Lors de la conférence de presse, Humberto Costa a imputé l'escalade du garimpo à Jair Bolsonaro. "Tout cela ne se produit que parce qu'il y a un gouvernement et un président de la République qui ont une posture de non-respect de la Constitution, notamment en ce qui concerne les indigènes", a déclaré le sénateur.

Jeudi (12), l'entourage poursuit ses rencontres avec des représentants de la Fondation nationale de l'indien (Funai), de l'Institut brésilien de l'environnement et des ressources naturelles (Ibama), ainsi que des représentants du Secrétariat spécial de la santé indigène (Sesai), de la police fédérale (PF) et de l'armée brésilienne.

Le viol et la mort


Le mois dernier, le président du Conseil du district sanitaire indigène Yanomami et Yek'wana (Condisi-YY), Júnior Hekurari Yanomami, a dénoncé le fait qu'une jeune fille de 12 ans de la communauté d'Aracaçá a été violée et tuée par des mineurs. Une femme de 28 ans avait également été attaquée, mais s'est enfuie. Un bébé (âgé de quatre ou trois ans) a été jeté dans la rivière pendant l'attaque.

Ce fait a provoqué un émoi national lorsqu'il a été rapporté que les résidents de la communauté avaient "disparu". Entre le 27 et le 29 avril, un comité de la police fédérale, du ministère public fédéral, de la Fondation nationale de l'indien (FUNAI) et du Secrétariat spécial à la santé autochtone (SESAI) s'est rendu à Aracaçá et a constaté que les maisons du village avaient été incendiées.

Júnior Hekurari, qui faisait partie de la délégation en tant que président de Condisi et traducteur des Yanomami, a déclaré dans une interview à Amazônia Real qu'"il a fallu 40 minutes pour que certains indigènes s'avancent et racontent la coercition subie par les mineurs, ainsi que l'or offert en échange du silence. "Ils avaient trop peur de parler. Ils ont été forcés d'accepter (l'or)", a déclaré le dirigeant de Júnior.

Mais pour la police fédérale, la dénonciation n'était rien d'autre qu'un conflit narratif et un malentendu, comme l'ont révélé les délégués lors d'une conférence de presse le 6 avril.
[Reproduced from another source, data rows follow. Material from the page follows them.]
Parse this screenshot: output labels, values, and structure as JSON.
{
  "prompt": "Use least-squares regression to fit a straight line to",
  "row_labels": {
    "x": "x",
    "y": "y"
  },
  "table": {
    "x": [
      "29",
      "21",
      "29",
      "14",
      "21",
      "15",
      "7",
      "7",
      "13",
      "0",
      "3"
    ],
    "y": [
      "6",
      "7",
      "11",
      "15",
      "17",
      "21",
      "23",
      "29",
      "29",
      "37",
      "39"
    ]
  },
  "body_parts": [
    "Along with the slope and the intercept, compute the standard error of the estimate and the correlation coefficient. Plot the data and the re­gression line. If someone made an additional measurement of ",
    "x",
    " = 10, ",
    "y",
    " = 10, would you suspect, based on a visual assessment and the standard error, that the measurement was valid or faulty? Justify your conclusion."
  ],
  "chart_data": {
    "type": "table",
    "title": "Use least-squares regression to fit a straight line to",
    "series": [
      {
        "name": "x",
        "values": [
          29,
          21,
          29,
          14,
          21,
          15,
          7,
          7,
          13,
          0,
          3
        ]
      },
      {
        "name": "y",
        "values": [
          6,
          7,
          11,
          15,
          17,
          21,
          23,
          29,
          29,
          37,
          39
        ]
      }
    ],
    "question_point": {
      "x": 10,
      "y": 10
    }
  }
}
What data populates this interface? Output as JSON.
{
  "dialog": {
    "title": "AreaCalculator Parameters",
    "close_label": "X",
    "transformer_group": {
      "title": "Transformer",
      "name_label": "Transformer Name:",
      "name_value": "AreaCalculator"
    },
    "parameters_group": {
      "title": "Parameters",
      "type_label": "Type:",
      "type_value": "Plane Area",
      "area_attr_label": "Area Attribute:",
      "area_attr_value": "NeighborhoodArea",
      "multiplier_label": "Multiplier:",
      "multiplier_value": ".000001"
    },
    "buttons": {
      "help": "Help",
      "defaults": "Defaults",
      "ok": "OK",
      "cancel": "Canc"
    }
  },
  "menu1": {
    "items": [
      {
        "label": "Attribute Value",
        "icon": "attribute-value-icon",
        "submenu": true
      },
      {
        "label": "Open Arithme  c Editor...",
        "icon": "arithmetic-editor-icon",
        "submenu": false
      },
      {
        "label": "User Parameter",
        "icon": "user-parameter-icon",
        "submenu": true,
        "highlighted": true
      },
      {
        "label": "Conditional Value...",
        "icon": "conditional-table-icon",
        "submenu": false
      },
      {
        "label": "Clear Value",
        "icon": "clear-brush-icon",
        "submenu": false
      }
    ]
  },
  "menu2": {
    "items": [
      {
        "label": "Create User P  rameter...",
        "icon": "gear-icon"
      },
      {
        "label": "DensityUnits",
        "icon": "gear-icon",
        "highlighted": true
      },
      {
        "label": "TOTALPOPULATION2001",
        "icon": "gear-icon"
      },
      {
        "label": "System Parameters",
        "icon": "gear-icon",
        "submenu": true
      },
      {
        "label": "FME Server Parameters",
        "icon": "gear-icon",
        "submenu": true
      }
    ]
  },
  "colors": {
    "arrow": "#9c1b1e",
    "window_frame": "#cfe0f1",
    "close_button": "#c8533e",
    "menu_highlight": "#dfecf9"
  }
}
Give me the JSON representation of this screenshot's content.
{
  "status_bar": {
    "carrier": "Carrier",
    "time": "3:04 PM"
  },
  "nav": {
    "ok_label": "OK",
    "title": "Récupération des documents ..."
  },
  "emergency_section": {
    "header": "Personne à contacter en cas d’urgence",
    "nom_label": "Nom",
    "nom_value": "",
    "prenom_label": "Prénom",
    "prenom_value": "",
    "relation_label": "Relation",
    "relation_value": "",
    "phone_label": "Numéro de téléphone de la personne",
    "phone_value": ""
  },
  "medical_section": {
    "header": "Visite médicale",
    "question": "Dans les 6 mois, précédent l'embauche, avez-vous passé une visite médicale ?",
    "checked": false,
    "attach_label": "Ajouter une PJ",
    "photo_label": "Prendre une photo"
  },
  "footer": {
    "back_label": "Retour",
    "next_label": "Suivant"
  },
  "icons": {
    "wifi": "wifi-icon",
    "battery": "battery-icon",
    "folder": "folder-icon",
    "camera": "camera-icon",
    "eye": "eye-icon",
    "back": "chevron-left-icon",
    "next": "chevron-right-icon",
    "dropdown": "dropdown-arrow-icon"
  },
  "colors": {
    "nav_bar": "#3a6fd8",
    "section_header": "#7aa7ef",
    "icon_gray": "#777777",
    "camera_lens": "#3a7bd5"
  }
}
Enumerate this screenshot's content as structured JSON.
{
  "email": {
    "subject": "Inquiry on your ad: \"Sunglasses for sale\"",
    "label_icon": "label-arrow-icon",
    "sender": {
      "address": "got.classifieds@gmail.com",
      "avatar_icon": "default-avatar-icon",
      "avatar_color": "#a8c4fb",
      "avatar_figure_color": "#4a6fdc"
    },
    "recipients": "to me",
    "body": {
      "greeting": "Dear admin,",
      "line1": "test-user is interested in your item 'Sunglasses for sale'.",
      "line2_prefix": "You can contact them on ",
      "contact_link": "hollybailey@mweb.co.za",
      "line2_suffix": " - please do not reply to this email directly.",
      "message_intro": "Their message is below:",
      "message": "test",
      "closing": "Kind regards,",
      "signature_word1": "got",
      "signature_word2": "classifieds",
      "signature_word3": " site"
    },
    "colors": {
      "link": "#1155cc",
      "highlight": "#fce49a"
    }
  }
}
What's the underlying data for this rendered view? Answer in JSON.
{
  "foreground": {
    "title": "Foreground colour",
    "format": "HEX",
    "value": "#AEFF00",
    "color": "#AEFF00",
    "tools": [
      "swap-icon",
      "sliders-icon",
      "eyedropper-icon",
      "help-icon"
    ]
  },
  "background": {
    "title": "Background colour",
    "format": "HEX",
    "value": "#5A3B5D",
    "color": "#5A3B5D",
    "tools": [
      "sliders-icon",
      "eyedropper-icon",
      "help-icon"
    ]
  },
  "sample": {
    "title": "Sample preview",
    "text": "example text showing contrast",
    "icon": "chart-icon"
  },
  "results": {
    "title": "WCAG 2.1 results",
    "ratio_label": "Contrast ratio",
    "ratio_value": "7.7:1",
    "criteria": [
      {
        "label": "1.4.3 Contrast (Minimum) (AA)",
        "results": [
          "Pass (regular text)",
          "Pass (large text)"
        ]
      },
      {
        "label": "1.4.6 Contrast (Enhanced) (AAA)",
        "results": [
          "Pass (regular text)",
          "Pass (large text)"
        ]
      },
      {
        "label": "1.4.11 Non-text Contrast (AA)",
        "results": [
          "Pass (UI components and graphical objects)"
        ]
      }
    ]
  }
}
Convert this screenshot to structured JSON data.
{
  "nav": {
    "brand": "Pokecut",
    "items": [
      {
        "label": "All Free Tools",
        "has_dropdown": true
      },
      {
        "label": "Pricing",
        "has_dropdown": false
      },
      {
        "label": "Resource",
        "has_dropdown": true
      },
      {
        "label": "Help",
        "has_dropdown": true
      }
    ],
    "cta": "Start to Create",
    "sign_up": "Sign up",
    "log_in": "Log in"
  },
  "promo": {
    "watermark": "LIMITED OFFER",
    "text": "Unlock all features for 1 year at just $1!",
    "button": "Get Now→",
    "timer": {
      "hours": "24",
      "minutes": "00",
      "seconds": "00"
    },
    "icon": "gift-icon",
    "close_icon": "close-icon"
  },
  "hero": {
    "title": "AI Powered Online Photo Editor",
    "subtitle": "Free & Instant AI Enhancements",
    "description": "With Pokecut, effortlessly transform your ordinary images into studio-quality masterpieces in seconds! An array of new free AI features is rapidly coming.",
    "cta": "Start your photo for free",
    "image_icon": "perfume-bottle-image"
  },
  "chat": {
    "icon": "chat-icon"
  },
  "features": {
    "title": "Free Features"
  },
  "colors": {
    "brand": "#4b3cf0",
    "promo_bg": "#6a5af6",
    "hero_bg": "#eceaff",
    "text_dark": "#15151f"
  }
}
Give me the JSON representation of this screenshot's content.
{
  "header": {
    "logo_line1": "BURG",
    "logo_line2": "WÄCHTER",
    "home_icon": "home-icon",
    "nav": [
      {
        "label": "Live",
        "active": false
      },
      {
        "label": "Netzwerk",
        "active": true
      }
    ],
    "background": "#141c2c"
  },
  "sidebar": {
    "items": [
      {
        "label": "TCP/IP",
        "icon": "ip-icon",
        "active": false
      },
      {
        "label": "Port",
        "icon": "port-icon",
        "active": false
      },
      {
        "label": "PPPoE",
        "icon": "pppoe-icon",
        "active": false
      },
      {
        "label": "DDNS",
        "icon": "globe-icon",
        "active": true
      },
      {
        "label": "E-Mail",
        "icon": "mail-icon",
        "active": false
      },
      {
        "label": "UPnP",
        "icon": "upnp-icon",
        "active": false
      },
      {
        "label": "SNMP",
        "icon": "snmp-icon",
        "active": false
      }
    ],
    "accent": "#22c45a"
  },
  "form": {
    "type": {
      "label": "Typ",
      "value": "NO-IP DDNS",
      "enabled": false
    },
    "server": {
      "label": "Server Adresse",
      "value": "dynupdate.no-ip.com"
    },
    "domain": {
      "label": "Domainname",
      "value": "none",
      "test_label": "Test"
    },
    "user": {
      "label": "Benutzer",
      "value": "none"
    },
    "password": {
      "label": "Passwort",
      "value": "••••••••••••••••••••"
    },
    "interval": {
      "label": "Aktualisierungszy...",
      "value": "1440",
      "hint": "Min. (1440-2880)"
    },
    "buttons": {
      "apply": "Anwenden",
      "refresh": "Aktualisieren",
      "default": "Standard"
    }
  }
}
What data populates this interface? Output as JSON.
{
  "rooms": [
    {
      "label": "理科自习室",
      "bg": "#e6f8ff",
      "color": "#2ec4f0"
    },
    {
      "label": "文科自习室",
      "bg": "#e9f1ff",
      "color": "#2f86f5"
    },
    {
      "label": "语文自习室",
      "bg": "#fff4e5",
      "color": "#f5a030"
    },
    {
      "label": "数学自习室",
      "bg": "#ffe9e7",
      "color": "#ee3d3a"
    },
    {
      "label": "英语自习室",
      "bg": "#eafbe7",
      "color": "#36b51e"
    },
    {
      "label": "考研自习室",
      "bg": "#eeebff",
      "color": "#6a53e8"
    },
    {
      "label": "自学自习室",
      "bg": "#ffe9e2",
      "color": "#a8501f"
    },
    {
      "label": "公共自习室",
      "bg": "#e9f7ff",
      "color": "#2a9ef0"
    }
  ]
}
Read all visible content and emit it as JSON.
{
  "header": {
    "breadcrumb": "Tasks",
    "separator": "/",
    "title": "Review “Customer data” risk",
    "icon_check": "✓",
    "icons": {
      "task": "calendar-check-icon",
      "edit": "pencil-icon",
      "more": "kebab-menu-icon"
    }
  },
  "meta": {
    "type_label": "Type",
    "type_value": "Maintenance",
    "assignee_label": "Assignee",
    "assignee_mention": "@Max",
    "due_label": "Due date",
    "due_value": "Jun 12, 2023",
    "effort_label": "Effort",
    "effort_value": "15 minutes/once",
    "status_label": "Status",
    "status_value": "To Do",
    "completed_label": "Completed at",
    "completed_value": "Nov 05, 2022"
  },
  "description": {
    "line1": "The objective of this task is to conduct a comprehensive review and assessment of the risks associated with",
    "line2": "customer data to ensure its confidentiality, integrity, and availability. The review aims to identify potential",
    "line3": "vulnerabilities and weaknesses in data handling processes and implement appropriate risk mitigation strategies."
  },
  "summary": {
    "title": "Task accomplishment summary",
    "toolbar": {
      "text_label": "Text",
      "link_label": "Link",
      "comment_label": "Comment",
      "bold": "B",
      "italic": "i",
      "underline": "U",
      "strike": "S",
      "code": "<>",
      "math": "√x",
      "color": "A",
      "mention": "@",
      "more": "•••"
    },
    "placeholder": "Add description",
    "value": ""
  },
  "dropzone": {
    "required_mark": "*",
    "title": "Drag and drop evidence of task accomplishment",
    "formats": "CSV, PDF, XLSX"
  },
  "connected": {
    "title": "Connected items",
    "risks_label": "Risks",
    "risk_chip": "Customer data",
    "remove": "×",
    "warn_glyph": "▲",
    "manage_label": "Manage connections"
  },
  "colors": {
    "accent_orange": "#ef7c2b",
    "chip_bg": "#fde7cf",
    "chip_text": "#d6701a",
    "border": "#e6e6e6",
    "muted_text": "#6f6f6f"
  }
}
"Cette information, il l'a transmise à un autre indigène. Cet autre indigène l'a pris comme un fait. C'est ainsi qu'il l'a transmis à un autre dirigeant et que l'affaire a été révélée comme un fait avéré, avec une foule de détails, mais comme vous pouvez le voir, cette vidéo parle de cas passés", a déclaré le chef de la police Daniel Pinheiro Leite Pessoa Ramos.

Júnior Hekurari a regretté la version présentée par l'enquête de la police fédérale et a dit craindre que l'affaire soit classée sans explication ni enquête approfondie. Pour lui, les mineurs continuent de faire taire les autochtones. Junior lui-même risque également d'être vu, car il subit les menaces des mineurs.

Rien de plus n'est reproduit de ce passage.